I Began

Today I began.

It’s September 28, 2022. James died 14 years, 6 months, and one day ago. He would have been 92 years old in about a month, had he not fallen down his stairs or fallen prey to any of a number of other available demons.

I loved him. Not like you love a lover, or a father. Like you love a hero - someone who routinely goes places you can’t - or won’t - go yourself. I was an acolyte. I was a fan.

James left me his personal papers - his plays, his poems, his daily journals. His life’s work. He left them to me because I was interested. I had already digitally scanned as much of his work as I could find, to keep it out of the clutches of the elements. Everyone knew I was the keeper of the papers.

After James died I chased those papers all over Los Angeles, and had boxes of them dropped into my garage in Virginia when a friend of his ferried them from New York City on his way south.

There are boxes and boxes of these papers. They currently reside in my storage unit, sharing space and incurring fees along with other sentimental objects I haven’t figured out how to use or part with.

Today I began. I opened the first folder I came to - his Journal from January of 2005.

Today a category 4 hurricane is bearing down on my hometown. No one knows what will remain - if anything - after the wind and the rain and the storm surge. In January of 2005, I learn now from James’ journal, Los Angeles experienced the worst flooding since 1938.

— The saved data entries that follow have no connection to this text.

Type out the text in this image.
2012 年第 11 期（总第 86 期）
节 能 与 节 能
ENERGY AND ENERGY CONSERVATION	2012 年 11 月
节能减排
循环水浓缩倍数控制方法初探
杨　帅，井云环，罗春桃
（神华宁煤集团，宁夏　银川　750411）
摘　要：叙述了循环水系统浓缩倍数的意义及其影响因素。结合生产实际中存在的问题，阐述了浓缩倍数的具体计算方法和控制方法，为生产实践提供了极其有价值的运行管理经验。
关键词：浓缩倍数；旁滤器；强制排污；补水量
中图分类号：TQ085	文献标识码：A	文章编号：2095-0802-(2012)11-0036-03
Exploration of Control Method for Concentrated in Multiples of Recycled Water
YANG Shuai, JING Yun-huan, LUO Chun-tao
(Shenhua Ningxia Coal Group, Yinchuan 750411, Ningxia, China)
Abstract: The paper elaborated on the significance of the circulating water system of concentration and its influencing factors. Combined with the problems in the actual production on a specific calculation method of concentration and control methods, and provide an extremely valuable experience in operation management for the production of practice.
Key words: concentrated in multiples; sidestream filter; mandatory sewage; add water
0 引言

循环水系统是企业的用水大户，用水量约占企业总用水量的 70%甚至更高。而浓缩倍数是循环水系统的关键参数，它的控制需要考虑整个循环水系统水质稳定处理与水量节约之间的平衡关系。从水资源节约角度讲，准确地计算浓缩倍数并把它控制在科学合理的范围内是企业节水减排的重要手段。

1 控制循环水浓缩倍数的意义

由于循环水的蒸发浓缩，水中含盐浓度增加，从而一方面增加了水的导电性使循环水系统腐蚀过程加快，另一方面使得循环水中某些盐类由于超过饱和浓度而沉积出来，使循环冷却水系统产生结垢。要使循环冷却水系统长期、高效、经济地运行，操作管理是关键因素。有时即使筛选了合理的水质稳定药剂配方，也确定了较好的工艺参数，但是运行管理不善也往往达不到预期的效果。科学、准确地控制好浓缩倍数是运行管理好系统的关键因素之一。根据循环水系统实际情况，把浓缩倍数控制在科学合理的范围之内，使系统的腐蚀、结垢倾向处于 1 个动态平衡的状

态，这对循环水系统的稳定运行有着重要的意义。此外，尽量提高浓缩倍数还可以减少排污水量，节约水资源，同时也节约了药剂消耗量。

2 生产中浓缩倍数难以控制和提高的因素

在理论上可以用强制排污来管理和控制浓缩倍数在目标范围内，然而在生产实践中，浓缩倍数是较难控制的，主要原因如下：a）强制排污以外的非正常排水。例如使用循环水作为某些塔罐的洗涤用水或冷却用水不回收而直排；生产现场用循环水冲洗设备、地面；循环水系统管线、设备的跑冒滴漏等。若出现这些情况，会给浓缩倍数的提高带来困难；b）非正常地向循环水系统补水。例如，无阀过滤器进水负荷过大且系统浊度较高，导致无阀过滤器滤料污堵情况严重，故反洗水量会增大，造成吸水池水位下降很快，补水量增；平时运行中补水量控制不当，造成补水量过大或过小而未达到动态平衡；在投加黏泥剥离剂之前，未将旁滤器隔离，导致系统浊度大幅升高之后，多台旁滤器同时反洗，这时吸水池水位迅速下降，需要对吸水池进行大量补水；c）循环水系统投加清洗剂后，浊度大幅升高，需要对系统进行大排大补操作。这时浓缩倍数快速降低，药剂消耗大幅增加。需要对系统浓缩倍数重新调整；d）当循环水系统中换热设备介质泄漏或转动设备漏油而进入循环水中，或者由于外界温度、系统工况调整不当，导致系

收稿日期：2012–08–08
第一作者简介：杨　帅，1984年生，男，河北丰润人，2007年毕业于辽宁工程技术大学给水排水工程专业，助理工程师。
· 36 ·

Or rather I am reminded. I was there. James’s Journal tells me I was there. It puts in context one of the few clear memories I have of our time together - the image of rain streaming down the interior walls of James’ makeshift living quarters, seeping into the original manuscripts of his plays. That’s when I started scanning in earnest.

I’ve always had a poor memory of my life. It’s a joke in my family. Maybe that’s why I cling to things - things that tell me what happened. Maybe that’s why I cling to these liquor boxes crammed with James’ papers. I live in a narrow margin of time, for whatever reason. Other people know my past much better than I do. That makes it hard to gain perspective - or easier to live in the moment?

Reading James’ journals puts me back with him, back in his clever, wicked wit, his luxurious vocabulary, his rich tangle with day to day life in a falling-down costume warehouse. It also puts me back with me, in those times.

James Journals are collages. He took what passed through his day, set it in context, and pinned it to a journal entry. Pinned, taped, photocopied. I have years of these journals with their barely legible manuscript pages, their dutifully typed copies, their specially designed covers, and their amazingly organized tables of contents. I show up in some of these collages. Things I said or did, notes I dropped off, gifts I gave. My handwriting, just as if I wrote it today, even though I don’t remember writing it. Almost always those artifacts are flanked by the effects of the offerings. The comfort they brought, for example.

Today I began. I read every page of “Journal: January 2005”. It felt like archaeology. I placed sticky notes. I searched for patterns. And I scanned. I scanned the chosen pages to digital files in my computer.

So I’m back to scanning - scanning journal entries about the scanning I did 17 years ago.

Why all this scanning?

The rain was coming in! James says, in January of 2005,

“She’s having my entire collection scanned. This will remove an entire layer of stress from this Hypergraphic Dramatist. Just when I had begun to worry that Mpig’s fear that my work would survive my demise only long enough for someone to cart it to the dumpster. Along comes Elizabeth. I should have asked her which Olympian calls to her most strongly? But I’ll hazard Athena.”


Athena, the ancient Greek goddess associated with wisdom, warfare, and handicraft. So I get to be the goddess of wisdom?

Certainly not the goddess of memory. And really no goddess at all, at 59 years of age and staring down the end of my “good years.” Mortality looms. Cancer made that apparent, four years ago. James made it apparent, 14 years ago, when he fell down his stairs and later bled to death in that room where the rain came dripping in. My professional work with older people, my father’s continued experience of dementia, and my gradually failing body all make it abundantly clear that my time here is limited.

I rescued James’ work from the dumpster - some of it anyway. (That’s another tale.) And now a lot of it is in my storage unit, gathering dust and incurring fees. Will it just go into a dumpster in Virginia?

So I scan, putting these memories up in the cloud. And once I am dust and my Google account is closed - poof! The dumpster in the sky. Digital dust.

Unless. Unless I can alchemize him, and me. Alchemize what he meant to me, forge what he created and what I loved into something new that will light the fire of someone new. All the lives that were ever lived, and which ones do we know about? The ones that wrote it down. He wrote it down. I scanned it. And gosh darn it, this goddess of handicraft is gonna make something out of it.